Aware of the serious problem of binge drinking among young people (known as botellón), Professor Herradón’s group has recently published a study in which they observed that MY10 reduces alcohol consumption in adolescent male animals using an intermittent consumption model that reproduces this pattern of drinking so common in adolescence. Strikingly, MY10 did not reduce alcohol consumption in females.
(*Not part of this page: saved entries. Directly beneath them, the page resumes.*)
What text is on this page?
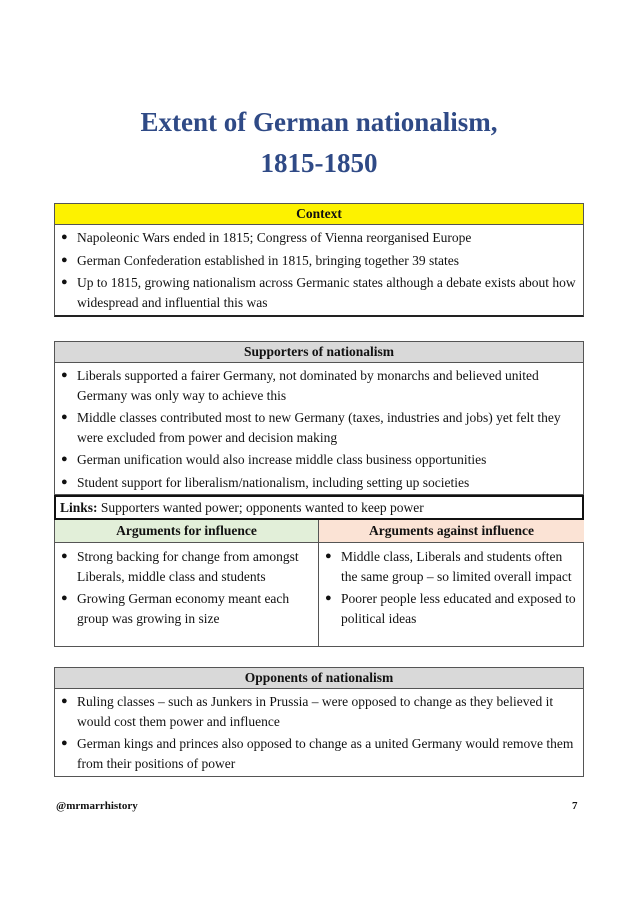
Extent of German nationalism,
1815-1850
Context
● Napoleonic Wars ended in 1815; Congress of Vienna reorganised Europe
● German Confederation established in 1815, bringing together 39 states
● Up to 1815, growing nationalism across Germanic states although a debate exists about how widespread and influential this was
Supporters of nationalism
● Liberals supported a fairer Germany, not dominated by monarchs and believed united Germany was only way to achieve this
● Middle classes contributed most to new Germany (taxes, industries and jobs) yet felt they were excluded from power and decision making
● German unification would also increase middle class business opportunities
● Student support for liberalism/nationalism, including setting up societies
Links: Supporters wanted power; opponents wanted to keep power
Arguments for influence
● Strong backing for change from amongst Liberals, middle class and students
● Growing German economy meant each group was growing in size
Arguments against influence
● Middle class, Liberals and students often the same group – so limited overall impact
● Poorer people less educated and exposed to political ideas
Opponents of nationalism
● Ruling classes – such as Junkers in Prussia – were opposed to change as they believed it would cost them power and influence
● German kings and princes also opposed to change as a united Germany would remove them from their positions of power
@mrmarrhistory	7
After observing these interesting effects on consumption, researchers at the CEU San Pablo University continued to study the effects of MY10 and alcohol on the important processes of brain development that occur during youth. In the article, they present results demonstrating that MY10 prevents the decrease in new neurons produced by alcohol through MY10’s ability to modulate neuroinflammation, especially in male animals.
In a very innovative approach, the authors propose the possible beneficial mechanism of MY10’s regulation of perineuronal networks, structures that surround neurons and whose effects on their protection and modulation are beginning to be studied by different international groups.
In conclusion, in this study published in the journal Neuropharmacology, Professor Herradón’s group demonstrates how MY10 reduces alcohol consumption in adolescence and protects development processes that occur in the brain during this stage, presenting interesting differences between sexes and proposing possible mechanisms causing these results that will be studied in greater depth in the future.